A patent secures to its owner, who is not necessarily the inventor, the right to take legal action to prevent others from making, using, and selling the invention for a limited period. A patent is granted for a term of twenty years from the date on which it is filed. This term can be extended for some pharmaceutical products or processes that are subject to federal regulatory delays.

Conception & Reduction to Practice

The term conception describes the intellectual act of creating a complete inventive concept, and includes methods for making and using the invention. The term reduction to practice is defined either as (a) constructive reduction to practice, which means completing a written, formal description of an invention in a patent application, even though physical embodiment of the invention may not have been realized; or (b) actual reduction to practice, which means making a physical embodiment of an invention and using it successfully for its intended purpose.

Patentable Inventions

United States patent law states that patents may be granted on a new and useful process, machine, article of manufacture, composition of matter, or any improvement on these. (A patent may also be granted on a distinct and new variety of plant that is asexually reproduced and any new, original, and ornamental design for an article of manufacture.) In addition, patent law also requires an invention to meet the following three criteria:

  1. New or Novel: The invention must be demonstrably different from any existing prior art. This means it cannot be described in prior public disclosures, which include publications and/or availability of the invention to the public, as in a commercial product.
  2. Useful: The invention must be useful in ways that represent improvements over existing products and/or techniques.
  3. Non-obvious: The invention cannot be obvious to a person of "ordinary skill" in the art. Non-obviousness usually is demonstrated by showing that practicing the invention yields surprising, unexpected results.

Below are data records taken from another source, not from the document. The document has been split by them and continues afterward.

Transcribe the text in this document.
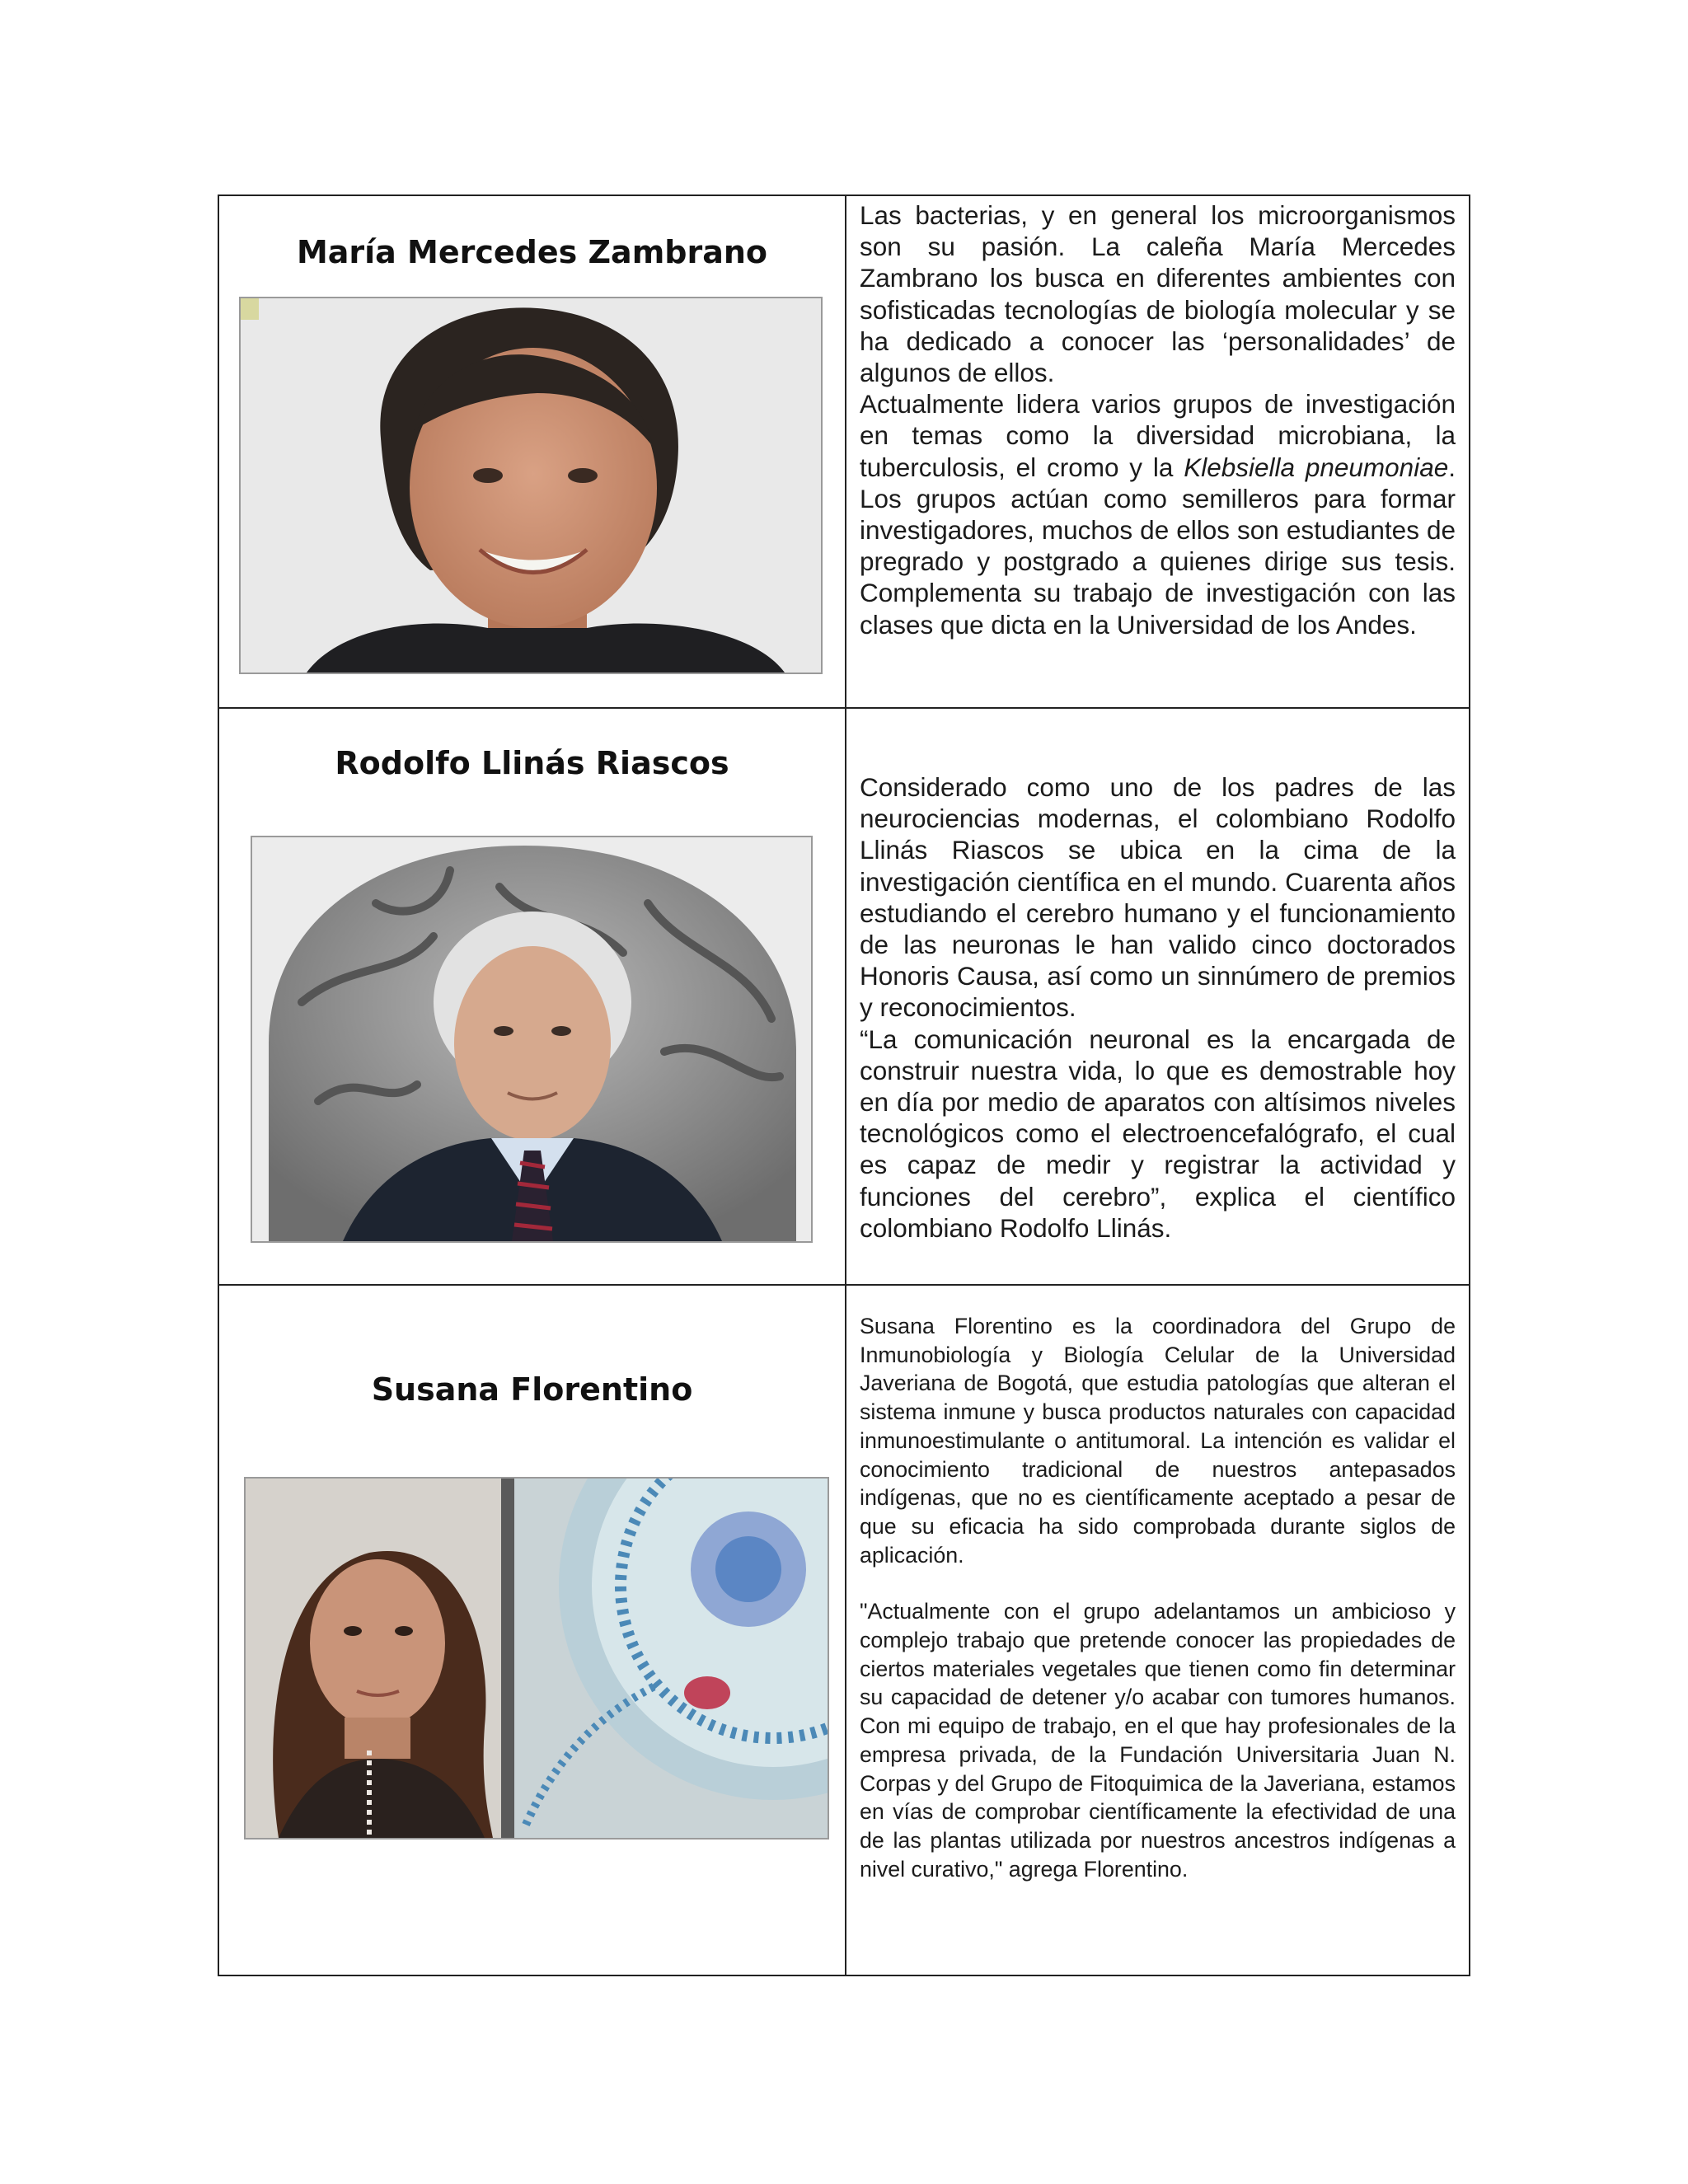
María Mercedes Zambrano

Las bacterias, y en general los microorganismos son su pasión. La caleña María Mercedes Zambrano los busca en diferentes ambientes con sofisticadas tecnologías de biología molecular y se ha dedicado a conocer las ‘personalidades’ de algunos de ellos.

Actualmente lidera varios grupos de investigación en temas como la diversidad microbiana, la tuberculosis, el cromo y la Klebsiella pneumoniae. Los grupos actúan como semilleros para formar investigadores, muchos de ellos son estudiantes de pregrado y postgrado a quienes dirige sus tesis. Complementa su trabajo de investigación con las clases que dicta en la Universidad de los Andes.

Rodolfo Llinás Riascos

Considerado como uno de los padres de las neurociencias modernas, el colombiano Rodolfo Llinás Riascos se ubica en la cima de la investigación científica en el mundo. Cuarenta años estudiando el cerebro humano y el funcionamiento de las neuronas le han valido cinco doctorados Honoris Causa, así como un sinnúmero de premios y reconocimientos.

“La comunicación neuronal es la encargada de construir nuestra vida, lo que es demostrable hoy en día por medio de aparatos con altísimos niveles tecnológicos como el electroencefalógrafo, el cual es capaz de medir y registrar la actividad y funciones del cerebro”, explica el científico colombiano Rodolfo Llinás.

Susana Florentino

Susana Florentino es la coordinadora del Grupo de Inmunobiología y Biología Celular de la Universidad Javeriana de Bogotá, que estudia patologías que alteran el sistema inmune y busca productos naturales con capacidad inmunoestimulante o antitumoral. La intención es validar el conocimiento tradicional de nuestros antepasados indígenas, que no es científicamente aceptado a pesar de que su eficacia ha sido comprobada durante siglos de aplicación.

"Actualmente con el grupo adelantamos un ambicioso y complejo trabajo que pretende conocer las propiedades de ciertos materiales vegetales que tienen como fin determinar su capacidad de detener y/o acabar con tumores humanos. Con mi equipo de trabajo, en el que hay profesionales de la empresa privada, de la Fundación Universitaria Juan N. Corpas y del Grupo de Fitoquimica de la Javeriana, estamos en vías de comprobar científicamente la efectividad de una de las plantas utilizada por nuestros ancestros indígenas a nivel curativo," agrega Florentino.
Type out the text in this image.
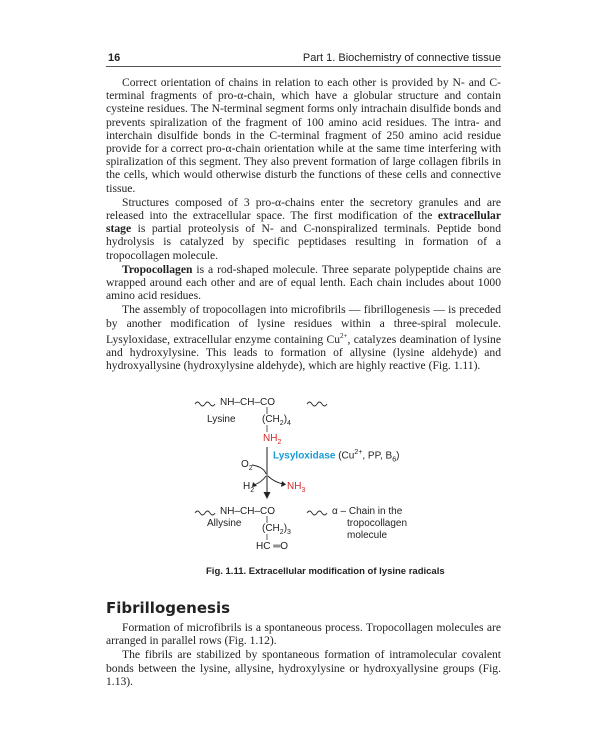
16	Part 1. Biochemistry of connective tissue

Correct orientation of chains in relation to each other is provided by N- and C-terminal fragments of pro-α-chain, which have a globular structure and contain cysteine residues. The N-terminal segment forms only intrachain disulfide bonds and prevents spiralization of the fragment of 100 amino acid residues. The intra- and interchain disulfide bonds in the C-terminal fragment of 250 amino acid residue provide for a correct pro-α-chain orientation while at the same time interfering with spiralization of this segment. They also prevent formation of large collagen fibrils in the cells, which would otherwise disturb the functions of these cells and connective tissue.

Structures composed of 3 pro-α-chains enter the secretory granules and are released into the extracellular space. The first modification of the extracellular stage is partial proteolysis of N- and C-nonspiralized terminals. Peptide bond hydrolysis is catalyzed by specific peptidases resulting in formation of a tropocollagen molecule.

Tropocollagen is a rod-shaped molecule. Three separate polypeptide chains are wrapped around each other and are of equal lenth. Each chain includes about 1000 amino acid residues.

The assembly of tropocollagen into microfibrils — fibrillogenesis — is preceded by another modification of lysine residues within a three-spiral molecule. Lysyloxidase, extracellular enzyme containing $Cu^{2+}$, catalyzes deamination of lysine and hydroxylysine. This leads to formation of allysine (lysine aldehyde) and hydroxyallysine (hydroxylysine aldehyde), which are highly reactive (Fig. 1.11).

NH–CH–CO
Lysine	$(CH_2)_4$
$NH_2$
Lysyloxidase ($Cu^{2+}$, PP, $B_6$)
$O_2$
$H_2$	$NH_3$
NH–CH–CO
Allysine $(CH_2)_3$
HC ═O
α – Chain in the
tropocollagen
molecule
Fig. 1.11. Extracellular modification of lysine radicals
Fibrillogenesis

Formation of microfibrils is a spontaneous process. Tropocollagen molecules are arranged in parallel rows (Fig. 1.12).

The fibrils are stabilized by spontaneous formation of intramolecular covalent bonds between the lysine, allysine, hydroxylysine or hydroxyallysine groups (Fig. 1.13).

Each of the previous criteria is open to the judgment and interpretation of the patent examiner, so it is on these several criteria that much of the negotiation between the U.S. Patent Office and the applicant centers. Patent law also requires that inventions be reduced to practice in order to be patentable, but some extrapolation about an inventive concept can be included in a patent application. For example, an invention that claims a broad class of chemical compounds is rarely granted a patent, unless evidence is presented that several different representative members of the class have actually been made. A claim, even to a single new compound or plasmid vector, usually must include a detailed description of its actual synthesis or construction, in order to receive patent protection. Patent protection of novel genes requires the complete sequence and its biological utility.